Book Synopsis The New Art of the Fifteenth Century: Faith and Art in Florance and The Netherlands by : Shirley Neilsen Blum
Download or read book The New Art of the Fifteenth Century: Faith and Art in Florance and The Netherlands written by Shirley Neilsen Blum and published by WW Norton. This book was released on 2013-09-03 with total page 622 pages. Available in PDF, EPUB and Kindle. Book excerpt: A fresh look at the early Renaissance, considering Florentine and Netherlandish art as a single phenomenon, at once deeply spiritual and entirely new. Adam and Eve are driven from the Garden of Eden into a rocky landscape, their naked bodies lit by a cold sun, their gestures and expressions a study in shame and anguish. A serious man, well attired, kneels in prayer before the Virgin and Child, close enough to touch them almost, his furrowed brow setting off the saintly perfection of their features.
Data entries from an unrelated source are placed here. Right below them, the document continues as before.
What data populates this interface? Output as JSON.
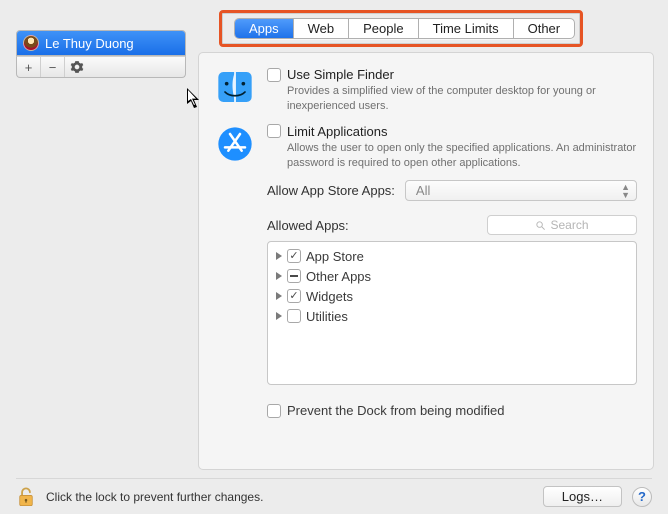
{
  "sidebar": {
    "users": [
      {
        "name": "Le Thuy Duong"
      }
    ],
    "toolbar": {
      "add": "+",
      "remove": "−"
    }
  },
  "tabs": {
    "items": [
      "Apps",
      "Web",
      "People",
      "Time Limits",
      "Other"
    ],
    "active": 0
  },
  "options": {
    "simpleFinder": {
      "label": "Use Simple Finder",
      "desc": "Provides a simplified view of the computer desktop for young or inexperienced users."
    },
    "limitApps": {
      "label": "Limit Applications",
      "desc": "Allows the user to open only the specified applications. An administrator password is required to open other applications."
    }
  },
  "allowAppStore": {
    "label": "Allow App Store Apps:",
    "value": "All"
  },
  "allowedApps": {
    "label": "Allowed Apps:",
    "searchPlaceholder": "Search",
    "tree": [
      {
        "label": "App Store",
        "state": "checked"
      },
      {
        "label": "Other Apps",
        "state": "dash"
      },
      {
        "label": "Widgets",
        "state": "checked"
      },
      {
        "label": "Utilities",
        "state": "unchecked"
      }
    ]
  },
  "preventDock": {
    "label": "Prevent the Dock from being modified"
  },
  "footer": {
    "lockText": "Click the lock to prevent further changes.",
    "logs": "Logs…",
    "help": "?"
  }
}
In fifteenth-century Florence and Flanders, painters were using an arsenal of new techniques—including perspective, anatomy, and the accurate treatment of light and shade—to present traditional religious subjects with an unprecedented immediacy and emotional power. Their art was the product of a shared Christian culture, and their patrons included not only nobles and churchmen but also the middle classes of these thriving commercial centers. Shirley Neilsen Blum offers a new synthesis of this remarkable period in Western art—between the refinements of the Gothic and the classicism of the High Renaissance—when the mystical was made to seem real. In the first part of her text, Blum traces the emergence of a new naturalism in the sculpture of Claus Sluter and Donatello, and then in the painting of Van Eyck and Masaccio. In the second part, she compares scenes from the Infancy and Passion of Christ as rendered by artists from North and South. Exploring both the images themselves and the theological concepts that lie behind them, she re-creates, as far as possible, the experience of the contemporary fifteenth-century viewer. Abundantly illustrated with color plates of masterworks by Fra Angelico, Botticelli, Rogier van der Weyden, and others, this thought-provoking volume will appeal equally to general readers and students of art history.